Dated: January 7, 1999

<PAGE>
 
                                  EXHIBIT 99.1


                             Southwest Bancorp, Inc.

PRESS RELEASE
FOR IMMEDIATE RELEASE

CONTACT:          ROBERT L. MCCORMICK, JR., CHAIRMAN OF THE BOARD
                  KERBY CROWELL, EXECUTIVE VICE PRESIDENT & C.F.O.

TELEPHONE:        (405) 372-2230

RELEASE DATE:     January 6, 1999


                             SOUTHWEST BANCORP, INC.
                   ANNOUNCES PLANNED OFFERING OF COMMON STOCK


     Southwest Bancorp, Inc. (NASDAQ: OKSB, OKSBO), the Oklahoma-based parent
company of the Stillwater National Bank and Trust Company, today announced that
it had entered into an agreement with the Estate of Paul C. Wise and Dr. James
B. Wise that calls for the sale of their shares in a proposed registered public
offering. Together, the Estate and Dr. Wise own approximately 811,000 shares,
which represent approximately 21% of the Company's outstanding common stock. The
agreement also calls for the Company, or the Company and other selling
shareholders, if any, to sell 250,000 additional shares, and calls for the
Company to grant an over-allotment option to the underwriter for an additional
15% of the shares subject to the offering. The total offering would consist of
approximately 1,061,000 shares, exclusive of shares that may be sold upon
exercise of the over-allotment option. Shares sold by the Company would be newly
issued. The offering would be done pursuant to a firm underwriting commitment.
The Company expects to file a Registration Statement with the Securities and
Exchange Commission for this proposed offering in the next several weeks.

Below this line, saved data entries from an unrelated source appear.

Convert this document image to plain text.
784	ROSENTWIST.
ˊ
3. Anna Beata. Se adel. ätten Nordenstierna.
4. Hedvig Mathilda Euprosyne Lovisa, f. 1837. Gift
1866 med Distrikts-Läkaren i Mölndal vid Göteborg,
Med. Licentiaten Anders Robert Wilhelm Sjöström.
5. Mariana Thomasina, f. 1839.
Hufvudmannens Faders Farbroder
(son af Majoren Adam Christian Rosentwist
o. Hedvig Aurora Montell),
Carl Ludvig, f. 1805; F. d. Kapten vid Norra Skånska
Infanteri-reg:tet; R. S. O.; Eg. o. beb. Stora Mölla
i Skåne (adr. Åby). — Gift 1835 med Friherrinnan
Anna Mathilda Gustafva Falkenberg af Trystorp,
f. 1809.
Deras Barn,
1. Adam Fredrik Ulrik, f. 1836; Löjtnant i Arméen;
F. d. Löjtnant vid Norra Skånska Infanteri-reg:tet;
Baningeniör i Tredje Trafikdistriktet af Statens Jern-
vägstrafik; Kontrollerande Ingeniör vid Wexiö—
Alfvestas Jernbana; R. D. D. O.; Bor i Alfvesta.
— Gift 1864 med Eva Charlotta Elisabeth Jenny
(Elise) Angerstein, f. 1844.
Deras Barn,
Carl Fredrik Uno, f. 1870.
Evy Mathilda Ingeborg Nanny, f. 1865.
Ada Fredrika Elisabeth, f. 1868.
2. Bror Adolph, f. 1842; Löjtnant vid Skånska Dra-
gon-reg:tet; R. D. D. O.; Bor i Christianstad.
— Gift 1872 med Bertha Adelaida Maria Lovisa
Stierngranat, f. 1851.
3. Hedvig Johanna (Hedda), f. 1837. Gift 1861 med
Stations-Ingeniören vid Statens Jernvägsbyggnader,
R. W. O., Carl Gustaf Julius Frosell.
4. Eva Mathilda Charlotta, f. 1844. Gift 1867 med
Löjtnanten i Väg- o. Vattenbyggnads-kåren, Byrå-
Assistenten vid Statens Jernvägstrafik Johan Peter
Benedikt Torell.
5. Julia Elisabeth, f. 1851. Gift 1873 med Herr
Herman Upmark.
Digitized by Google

     The securities described herein may not be sold other than by means of a
prospectus, nor may offers to buy be accepted prior to the time the Registration
Statement containing such a prospectus becomes effective. This press release
shall not constitute an offer to sell or the solicitation of an offer to buy nor
shall there be any sale of these securities in any state in which such offer,
solicitation or sale would be unlawful prior to the registration or
qualification under the securities laws of any such state.